CLEAN-Air(Africa) is also conducting a program of capacity building engaging with the health systems (ministries of health, health education, WHO country offices) to provide training for health work forces on household air pollution and health to (i) raise population awareness of household air pollution as a major risk factor for health and (ii) understand prevention strategies through clean household energy and harm minimisation.
Developing the program for CLEAN-Air(Africa)
The program of research and health systems capacity building for CLEAN-Air(Africa) was informed by a structured 6-month developmental scoping phase.
This phase involved site visits to each focus country to (i) liaise with ministry level stakeholders from energy, development and health to understand current programs/ initiatives on scaling clean energy and opportunities for raising population awareness on household air pollution, and (ii) develop a structured program of research and health systems capacity building in each focus country. The site visits also helped identify opportunities for CLEAN-Air(Africa) to maximise its impact through strengthening partnerships with relevant policy makers. Examples of these opportunities include:
Kenya 13/5/18 - 19/7/18
During the site visit to Kenya a meeting with the Deputy Director of Public Health (Dr James Mwitari) from the Kenyan Ministry of Health highlighted the national revision of the Kenyan community health worker (CHW) training curriculum as part of the Universal Health Coverage program directed by the President. Discussions highlighted the need for a bespoke module on household air pollution currently missing from the curriculum, despite a high level of awareness of the associated public health issues of HAP at MoH level. An opportunity to contribute to a new HAP module was directly relevant to the aspirations of CLEAN-Air(Africa) to strengthen health systems around HAP prevention with CHWs being a primary focus for related activities. Following scoping CLEAN-Air(Africa) has been working closely with the MoH to support development of this module to coincide with the launch of the new curriculum in early 2020.
Cameroon 30/6/18 - 7/7/18
After meeting the regional delegate for the Ministry for the Promotion of Women and the Family (MINPROF) the team were invited to attend a meeting with the minister - Mme Omdoa.
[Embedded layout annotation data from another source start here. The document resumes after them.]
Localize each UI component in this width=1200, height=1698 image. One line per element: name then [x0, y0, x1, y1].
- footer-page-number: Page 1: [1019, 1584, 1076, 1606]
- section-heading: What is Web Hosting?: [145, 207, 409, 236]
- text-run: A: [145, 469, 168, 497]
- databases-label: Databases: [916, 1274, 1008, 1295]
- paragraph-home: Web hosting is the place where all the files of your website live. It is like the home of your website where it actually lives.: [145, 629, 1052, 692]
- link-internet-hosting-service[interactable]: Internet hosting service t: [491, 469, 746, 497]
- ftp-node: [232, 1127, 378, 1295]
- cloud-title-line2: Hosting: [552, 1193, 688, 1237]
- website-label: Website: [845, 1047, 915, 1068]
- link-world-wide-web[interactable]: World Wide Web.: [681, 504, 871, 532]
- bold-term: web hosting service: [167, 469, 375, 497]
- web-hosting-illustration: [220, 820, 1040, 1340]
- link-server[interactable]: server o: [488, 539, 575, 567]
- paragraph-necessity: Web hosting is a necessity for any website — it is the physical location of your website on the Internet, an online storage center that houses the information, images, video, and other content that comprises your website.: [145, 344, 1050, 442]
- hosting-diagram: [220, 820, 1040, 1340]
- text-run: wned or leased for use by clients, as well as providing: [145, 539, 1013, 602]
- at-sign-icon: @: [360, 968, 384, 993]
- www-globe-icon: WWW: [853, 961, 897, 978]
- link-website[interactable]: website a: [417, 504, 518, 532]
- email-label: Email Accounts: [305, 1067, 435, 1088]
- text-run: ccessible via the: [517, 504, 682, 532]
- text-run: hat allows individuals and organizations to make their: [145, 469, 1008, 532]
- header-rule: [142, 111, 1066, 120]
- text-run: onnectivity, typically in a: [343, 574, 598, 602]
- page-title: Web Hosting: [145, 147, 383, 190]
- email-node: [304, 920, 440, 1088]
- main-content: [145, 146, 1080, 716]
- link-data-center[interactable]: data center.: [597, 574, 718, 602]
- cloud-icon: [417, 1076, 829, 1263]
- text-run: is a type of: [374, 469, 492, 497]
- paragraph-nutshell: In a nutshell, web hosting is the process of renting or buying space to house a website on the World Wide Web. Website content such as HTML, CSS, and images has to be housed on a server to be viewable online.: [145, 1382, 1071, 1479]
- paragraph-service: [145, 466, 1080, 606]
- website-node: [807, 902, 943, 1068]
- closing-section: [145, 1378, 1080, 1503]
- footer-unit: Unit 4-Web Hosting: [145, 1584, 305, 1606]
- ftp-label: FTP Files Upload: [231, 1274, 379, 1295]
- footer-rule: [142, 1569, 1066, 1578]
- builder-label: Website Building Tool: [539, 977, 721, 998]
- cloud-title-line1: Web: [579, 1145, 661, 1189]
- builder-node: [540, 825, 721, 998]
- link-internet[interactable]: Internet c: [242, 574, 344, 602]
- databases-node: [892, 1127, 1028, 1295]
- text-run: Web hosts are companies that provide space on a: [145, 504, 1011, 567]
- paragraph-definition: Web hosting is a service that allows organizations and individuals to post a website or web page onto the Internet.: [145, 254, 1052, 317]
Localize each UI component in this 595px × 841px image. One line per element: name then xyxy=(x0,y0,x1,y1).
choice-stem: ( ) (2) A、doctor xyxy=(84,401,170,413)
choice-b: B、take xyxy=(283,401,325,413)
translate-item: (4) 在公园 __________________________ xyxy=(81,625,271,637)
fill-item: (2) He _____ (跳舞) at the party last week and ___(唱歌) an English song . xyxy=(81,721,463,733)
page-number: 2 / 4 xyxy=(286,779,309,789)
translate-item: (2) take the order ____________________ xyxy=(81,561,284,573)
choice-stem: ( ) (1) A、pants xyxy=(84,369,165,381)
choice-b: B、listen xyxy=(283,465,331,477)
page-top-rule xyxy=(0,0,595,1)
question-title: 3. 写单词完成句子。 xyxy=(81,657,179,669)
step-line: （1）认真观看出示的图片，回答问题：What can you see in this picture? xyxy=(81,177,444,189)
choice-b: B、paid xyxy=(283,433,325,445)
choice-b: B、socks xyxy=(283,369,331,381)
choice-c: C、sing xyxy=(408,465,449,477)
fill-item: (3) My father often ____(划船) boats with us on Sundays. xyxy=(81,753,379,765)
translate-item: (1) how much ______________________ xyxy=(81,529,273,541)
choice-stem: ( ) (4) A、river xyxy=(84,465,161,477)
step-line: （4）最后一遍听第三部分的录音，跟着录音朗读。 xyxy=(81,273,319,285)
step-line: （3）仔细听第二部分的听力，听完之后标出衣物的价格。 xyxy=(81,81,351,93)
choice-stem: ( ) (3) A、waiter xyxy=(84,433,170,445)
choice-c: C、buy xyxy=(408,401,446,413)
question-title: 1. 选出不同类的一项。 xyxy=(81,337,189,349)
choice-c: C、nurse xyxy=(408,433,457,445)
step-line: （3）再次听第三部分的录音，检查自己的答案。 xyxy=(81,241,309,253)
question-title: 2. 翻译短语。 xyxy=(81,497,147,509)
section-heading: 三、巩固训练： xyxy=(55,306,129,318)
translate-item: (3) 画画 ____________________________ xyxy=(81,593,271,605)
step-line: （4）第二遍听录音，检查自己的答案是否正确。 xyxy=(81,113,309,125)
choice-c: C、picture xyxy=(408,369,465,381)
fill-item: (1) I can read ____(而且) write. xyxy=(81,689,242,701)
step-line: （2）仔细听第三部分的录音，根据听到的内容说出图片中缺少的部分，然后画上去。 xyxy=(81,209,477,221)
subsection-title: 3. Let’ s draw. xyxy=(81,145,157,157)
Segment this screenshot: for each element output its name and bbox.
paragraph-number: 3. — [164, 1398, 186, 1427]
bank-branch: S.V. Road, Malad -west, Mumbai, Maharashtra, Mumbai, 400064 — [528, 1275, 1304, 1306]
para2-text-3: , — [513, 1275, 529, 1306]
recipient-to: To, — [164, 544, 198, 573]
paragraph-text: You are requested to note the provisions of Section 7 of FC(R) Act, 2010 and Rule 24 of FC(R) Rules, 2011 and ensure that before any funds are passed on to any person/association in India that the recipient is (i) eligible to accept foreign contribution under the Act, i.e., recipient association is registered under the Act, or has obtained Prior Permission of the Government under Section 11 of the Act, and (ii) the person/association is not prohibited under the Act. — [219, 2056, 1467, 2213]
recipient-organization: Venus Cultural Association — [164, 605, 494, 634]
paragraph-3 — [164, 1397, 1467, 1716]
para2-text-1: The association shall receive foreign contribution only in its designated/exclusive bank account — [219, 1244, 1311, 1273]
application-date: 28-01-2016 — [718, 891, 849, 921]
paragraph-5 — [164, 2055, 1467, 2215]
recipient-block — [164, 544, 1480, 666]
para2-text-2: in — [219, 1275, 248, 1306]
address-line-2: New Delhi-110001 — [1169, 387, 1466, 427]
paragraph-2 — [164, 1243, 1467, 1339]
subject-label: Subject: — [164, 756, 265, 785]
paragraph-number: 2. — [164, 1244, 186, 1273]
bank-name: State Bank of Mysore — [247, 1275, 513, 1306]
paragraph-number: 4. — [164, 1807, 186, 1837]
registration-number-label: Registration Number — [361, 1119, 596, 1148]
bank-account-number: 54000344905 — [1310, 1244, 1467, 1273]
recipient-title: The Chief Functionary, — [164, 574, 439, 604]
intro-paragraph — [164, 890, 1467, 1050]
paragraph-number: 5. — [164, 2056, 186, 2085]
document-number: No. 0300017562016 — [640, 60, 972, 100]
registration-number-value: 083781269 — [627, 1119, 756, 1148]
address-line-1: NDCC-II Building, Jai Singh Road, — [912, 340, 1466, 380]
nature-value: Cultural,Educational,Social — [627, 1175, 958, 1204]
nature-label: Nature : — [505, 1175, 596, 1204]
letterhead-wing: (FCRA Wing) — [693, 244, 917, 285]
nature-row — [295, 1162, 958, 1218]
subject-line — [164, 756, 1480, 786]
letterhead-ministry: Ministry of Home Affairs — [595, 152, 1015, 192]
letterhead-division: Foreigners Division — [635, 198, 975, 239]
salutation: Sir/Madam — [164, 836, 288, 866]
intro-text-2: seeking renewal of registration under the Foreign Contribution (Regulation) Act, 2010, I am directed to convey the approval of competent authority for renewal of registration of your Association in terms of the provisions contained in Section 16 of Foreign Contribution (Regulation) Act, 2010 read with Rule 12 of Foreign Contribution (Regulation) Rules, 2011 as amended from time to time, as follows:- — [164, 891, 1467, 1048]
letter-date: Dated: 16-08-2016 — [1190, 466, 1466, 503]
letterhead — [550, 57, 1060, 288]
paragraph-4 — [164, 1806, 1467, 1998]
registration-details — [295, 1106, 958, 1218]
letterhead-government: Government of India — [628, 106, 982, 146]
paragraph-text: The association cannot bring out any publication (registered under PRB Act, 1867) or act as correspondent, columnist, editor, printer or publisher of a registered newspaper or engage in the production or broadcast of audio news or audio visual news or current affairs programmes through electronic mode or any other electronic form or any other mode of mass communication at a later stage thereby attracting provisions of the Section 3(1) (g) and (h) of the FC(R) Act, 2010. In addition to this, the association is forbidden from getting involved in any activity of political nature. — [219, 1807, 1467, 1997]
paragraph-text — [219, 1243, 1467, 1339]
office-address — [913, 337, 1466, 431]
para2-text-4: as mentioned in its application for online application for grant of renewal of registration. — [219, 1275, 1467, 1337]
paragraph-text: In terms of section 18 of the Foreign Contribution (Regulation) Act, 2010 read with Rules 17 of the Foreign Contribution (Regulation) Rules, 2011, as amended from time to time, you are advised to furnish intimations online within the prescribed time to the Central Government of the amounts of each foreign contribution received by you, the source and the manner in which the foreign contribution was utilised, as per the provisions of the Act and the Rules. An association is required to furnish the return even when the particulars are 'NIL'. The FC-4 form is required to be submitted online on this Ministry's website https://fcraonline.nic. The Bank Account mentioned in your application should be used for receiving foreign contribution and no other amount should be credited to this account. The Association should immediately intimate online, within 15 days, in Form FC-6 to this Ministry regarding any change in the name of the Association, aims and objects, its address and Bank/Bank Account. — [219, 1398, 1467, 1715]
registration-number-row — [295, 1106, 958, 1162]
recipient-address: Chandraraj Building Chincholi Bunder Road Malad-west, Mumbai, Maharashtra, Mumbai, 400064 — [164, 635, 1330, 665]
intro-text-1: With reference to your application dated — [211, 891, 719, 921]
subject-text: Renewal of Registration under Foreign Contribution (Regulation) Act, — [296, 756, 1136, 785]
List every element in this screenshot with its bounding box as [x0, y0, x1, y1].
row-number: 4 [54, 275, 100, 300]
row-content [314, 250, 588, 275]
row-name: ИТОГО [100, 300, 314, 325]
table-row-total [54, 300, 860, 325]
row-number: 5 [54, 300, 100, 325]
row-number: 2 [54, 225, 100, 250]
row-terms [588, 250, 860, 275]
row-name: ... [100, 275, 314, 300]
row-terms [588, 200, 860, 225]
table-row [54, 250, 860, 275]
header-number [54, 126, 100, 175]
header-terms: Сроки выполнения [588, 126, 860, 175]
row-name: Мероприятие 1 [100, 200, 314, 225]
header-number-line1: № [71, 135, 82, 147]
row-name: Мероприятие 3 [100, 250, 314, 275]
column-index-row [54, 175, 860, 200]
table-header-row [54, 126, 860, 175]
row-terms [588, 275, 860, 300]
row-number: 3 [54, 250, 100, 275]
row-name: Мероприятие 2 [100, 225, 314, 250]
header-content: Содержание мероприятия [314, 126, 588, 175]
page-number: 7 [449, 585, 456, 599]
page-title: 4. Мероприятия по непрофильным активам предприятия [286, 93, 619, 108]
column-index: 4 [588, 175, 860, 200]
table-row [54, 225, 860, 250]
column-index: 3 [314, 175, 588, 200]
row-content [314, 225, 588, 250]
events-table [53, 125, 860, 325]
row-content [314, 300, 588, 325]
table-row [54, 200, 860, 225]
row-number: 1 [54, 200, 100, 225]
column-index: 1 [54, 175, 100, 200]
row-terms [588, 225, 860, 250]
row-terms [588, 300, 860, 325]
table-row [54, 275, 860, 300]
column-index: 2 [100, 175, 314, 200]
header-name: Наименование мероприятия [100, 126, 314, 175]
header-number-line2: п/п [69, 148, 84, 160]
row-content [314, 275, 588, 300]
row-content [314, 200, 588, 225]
The minister highlighted the potential for CLEAN-Air(Africa) to raise awareness of household air pollution (HAP) and the benefits of cleaner cooking at the Cameroon International Day for Rural Women (CIDRW) (held annually in October). With support from MINPROF, CLEAN-Air(Africa) held the first conference on HAP and clean cooking in Mbalmayo on October 15th 2018 attended by 300 local women (this is now an annual event hosted by CLEAN-Air(Africa) for the CIDRW.
Ghana 18/6/18 - 25/6/18
The Ghanaian government is changing its current model of domestic liquified petroleum gas (LPG) ownership from the unsafe and unsustainable model, whereby households own their cylinders and decant LPG for approved (and unapproved) retailers. The new 'cylinder recirculation model' (CRM) puts the responsibility for safety on the marketer with households paying a deposit on cylinders and exchange empty cylinders for full ones with retailers selling the marketer brands. At the Ghanaian site visit we identified that the rollout of the new model coincided with the CLEAN-Air(Africa) research program. A meeting with the National Petroleum Authority, tasked with implementing the new CRM, identified an opportunity for us to work directly with the initial pilot phase through our partner (Kintampo Health Research Centre).